Limites entre a liberdade de expressão e o politicamente correto

Enviada em 13/03/2020

Limite ou censura?

Foram por meio de diversos debates abertos que foi possível o ser humano alcançar avanços ao decorrer de sua evolução. Isso acontece pois, quando se possui liberdade de expressão, existe uma consequente liberdade de pensamento, bem como liberdade de manifestação, como declara o psicólogo canadense Jordan Peterson, e também a cronista Lindsay Shepherd, ferrenhos defensores da liberdade em prol do desenvolvimento.

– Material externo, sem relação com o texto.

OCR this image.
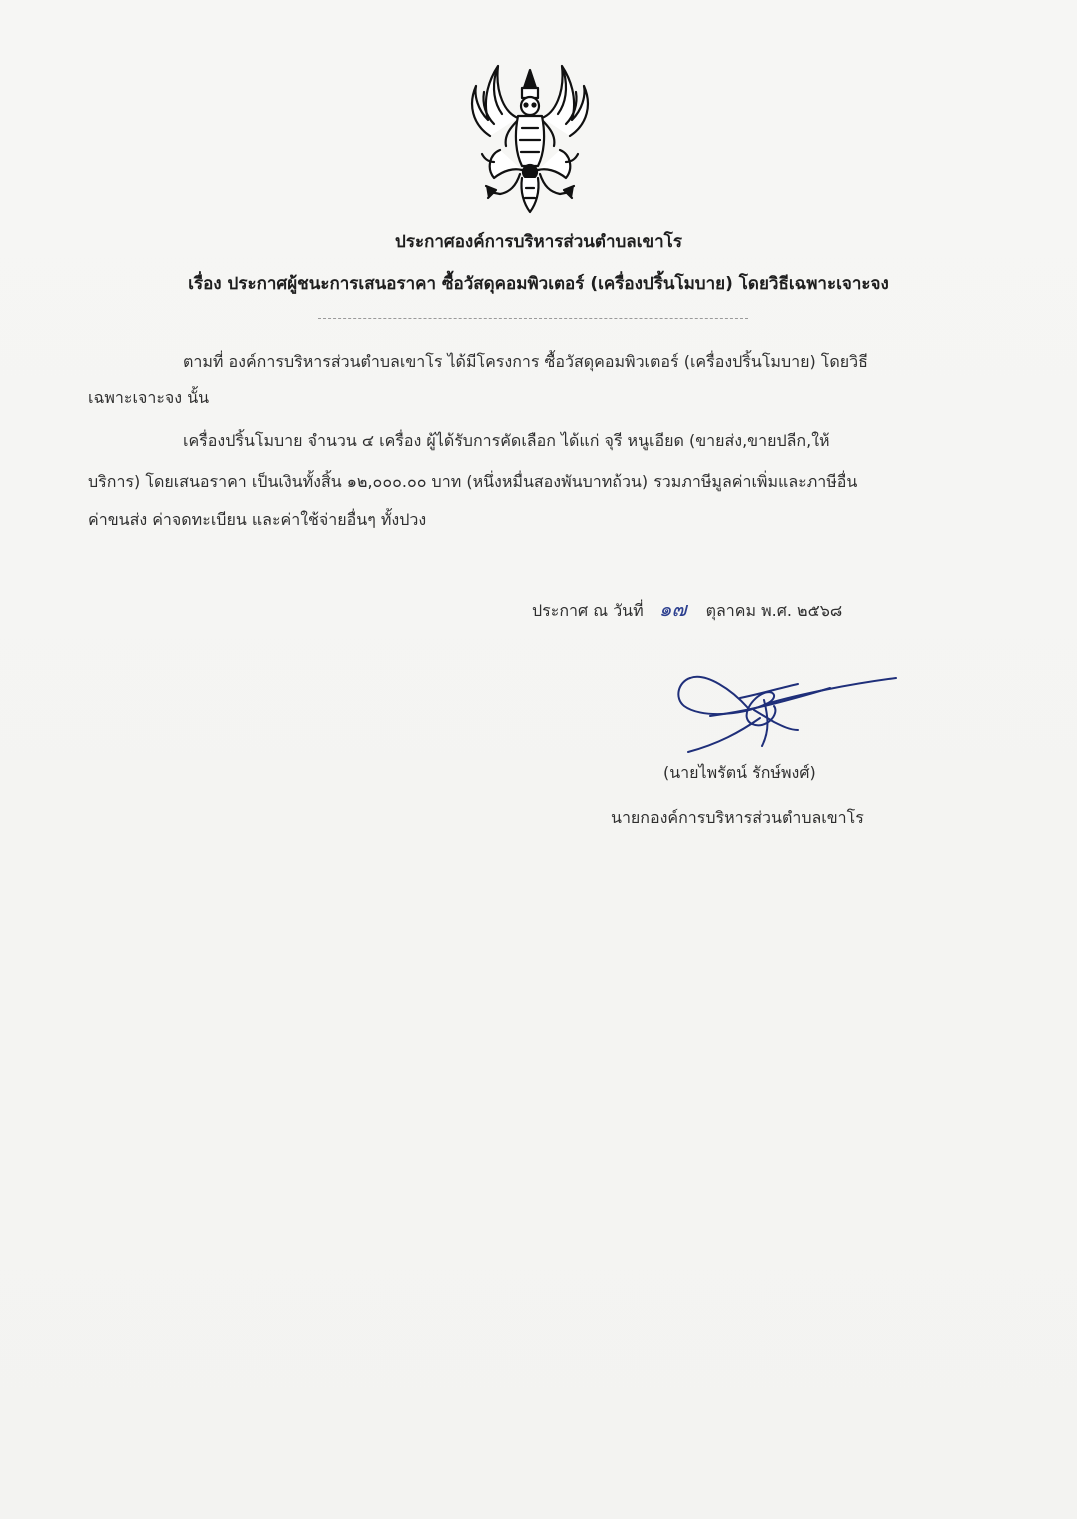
ประกาศองค์การบริหารส่วนตำบลเขาโร
เรื่อง ประกาศผู้ชนะการเสนอราคา ซื้อวัสดุคอมพิวเตอร์ (เครื่องปริ้นโมบาย) โดยวิธีเฉพาะเจาะจง
ตามที่ องค์การบริหารส่วนตำบลเขาโร ได้มีโครงการ ซื้อวัสดุคอมพิวเตอร์ (เครื่องปริ้นโมบาย) โดยวิธี
เฉพาะเจาะจง นั้น
เครื่องปริ้นโมบาย จำนวน ๔ เครื่อง ผู้ได้รับการคัดเลือก ได้แก่ จุรี หนูเอียด (ขายส่ง,ขายปลีก,ให้
บริการ) โดยเสนอราคา เป็นเงินทั้งสิ้น ๑๒,๐๐๐.๐๐ บาท (หนึ่งหมื่นสองพันบาทถ้วน) รวมภาษีมูลค่าเพิ่มและภาษีอื่น
ค่าขนส่ง ค่าจดทะเบียน และค่าใช้จ่ายอื่นๆ ทั้งปวง
ประกาศ ณ วันที่ ๑๗ ตุลาคม พ.ศ. ๒๕๖๘
(นายไพรัตน์ รักษ์พงศ์)
นายกองค์การบริหารส่วนตำบลเขาโร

Embora seja positivo no âmbito evolutivo, ofensa a terceiros é uma consequência inevitável ao exercer este direito. Em razão disso, configurada como uma espécie de agressão verbal, o conhecido “discurso de ódio”, a liberdade de expressão pode vir a sofrer censura, visto que houve o surgimento do politicamente correto, que nada mais é do que descrição de linguagens ou ações que devem ser evitadas por serem vistas como “excludentes” ou “ofensivas”.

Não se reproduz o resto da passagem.